Moreover, in the growing multimodal world, if organizations are not monitoring the quality of all the data fed into these models, it will become challenging to ensure high-quality insights. Ultimately, by validating the data at the source, organizations can ensure that the models produce accurate, high-quality outcomes.

When asked how Acceldata offsets against model decay over time, Choudhary first explains model decay with an example. He says that in the zip code 95129, a model was created with the assumption that an equal number of men and women would visit a store.

However, if the foot traffic in that area shifted to 30% men and 70% women, the original assumption becomes outdated. As the facts change, the model and its weights need to be updated accordingly, which hints at the need for a proactive approach to prevent model decay.

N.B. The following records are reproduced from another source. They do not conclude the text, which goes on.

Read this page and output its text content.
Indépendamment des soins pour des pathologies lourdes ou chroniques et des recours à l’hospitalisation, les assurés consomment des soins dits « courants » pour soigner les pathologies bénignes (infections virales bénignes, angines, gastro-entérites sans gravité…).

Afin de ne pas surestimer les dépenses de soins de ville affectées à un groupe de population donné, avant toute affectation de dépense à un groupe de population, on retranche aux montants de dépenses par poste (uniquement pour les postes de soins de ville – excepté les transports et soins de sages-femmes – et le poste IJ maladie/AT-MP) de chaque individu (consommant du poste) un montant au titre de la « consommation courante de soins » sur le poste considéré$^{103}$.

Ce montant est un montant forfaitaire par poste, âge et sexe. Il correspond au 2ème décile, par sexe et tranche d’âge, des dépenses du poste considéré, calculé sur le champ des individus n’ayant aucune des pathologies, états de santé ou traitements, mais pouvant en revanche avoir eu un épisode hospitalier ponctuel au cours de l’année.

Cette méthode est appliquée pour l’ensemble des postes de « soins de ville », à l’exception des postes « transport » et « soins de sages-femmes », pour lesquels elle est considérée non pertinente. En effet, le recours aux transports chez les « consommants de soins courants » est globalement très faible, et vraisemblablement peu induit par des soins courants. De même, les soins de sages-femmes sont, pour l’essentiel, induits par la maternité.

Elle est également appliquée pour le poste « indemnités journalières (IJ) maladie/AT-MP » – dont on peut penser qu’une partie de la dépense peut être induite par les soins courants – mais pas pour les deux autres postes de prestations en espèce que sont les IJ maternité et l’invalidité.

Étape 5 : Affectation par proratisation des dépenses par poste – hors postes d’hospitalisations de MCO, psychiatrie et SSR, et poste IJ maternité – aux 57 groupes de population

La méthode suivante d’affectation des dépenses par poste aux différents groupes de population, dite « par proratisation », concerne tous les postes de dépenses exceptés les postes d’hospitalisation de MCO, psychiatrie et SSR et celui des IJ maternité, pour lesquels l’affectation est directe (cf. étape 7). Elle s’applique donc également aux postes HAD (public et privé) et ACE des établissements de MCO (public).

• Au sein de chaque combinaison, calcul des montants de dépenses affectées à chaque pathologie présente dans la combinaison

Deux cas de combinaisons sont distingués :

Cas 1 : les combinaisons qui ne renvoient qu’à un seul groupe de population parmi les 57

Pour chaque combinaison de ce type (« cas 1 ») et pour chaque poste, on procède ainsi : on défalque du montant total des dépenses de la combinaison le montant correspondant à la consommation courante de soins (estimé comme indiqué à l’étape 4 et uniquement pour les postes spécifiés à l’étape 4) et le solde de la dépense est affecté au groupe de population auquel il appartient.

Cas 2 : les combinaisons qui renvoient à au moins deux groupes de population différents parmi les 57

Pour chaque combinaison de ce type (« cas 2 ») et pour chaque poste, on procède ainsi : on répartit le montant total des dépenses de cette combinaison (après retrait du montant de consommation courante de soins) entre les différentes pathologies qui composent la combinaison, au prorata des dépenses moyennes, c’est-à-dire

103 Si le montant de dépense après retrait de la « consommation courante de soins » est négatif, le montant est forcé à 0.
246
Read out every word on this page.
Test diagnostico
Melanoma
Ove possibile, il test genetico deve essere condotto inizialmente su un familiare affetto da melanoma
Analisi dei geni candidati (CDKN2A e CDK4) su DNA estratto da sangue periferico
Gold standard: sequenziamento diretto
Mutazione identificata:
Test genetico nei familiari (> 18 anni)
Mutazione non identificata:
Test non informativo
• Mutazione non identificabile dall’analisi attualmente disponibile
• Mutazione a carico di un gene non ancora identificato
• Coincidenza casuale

Through the example, Choudhary asserts that model decay and poor outcomes typically occur because there is a failure to recognize these shifts in the data.

Furthermore, time could also become a factor that influences the type of shoppers entering the store at different times. This suggests the need to monitor the data schema to account for changing facts, ensuring the model’s predictions remain accurate.

In conclusion, Choudhary states that another important aspect, especially in the generative AI world, is verifying whether inferences are accurate or if they are drifting more than before. He says that if the ground truths remain the same but the model’s predictions have changed, this needs to be addressed quickly, as something may have gone wrong in the training process.

CDO Magazine appreciates Rohit Choudhary for sharing his insights with our global community.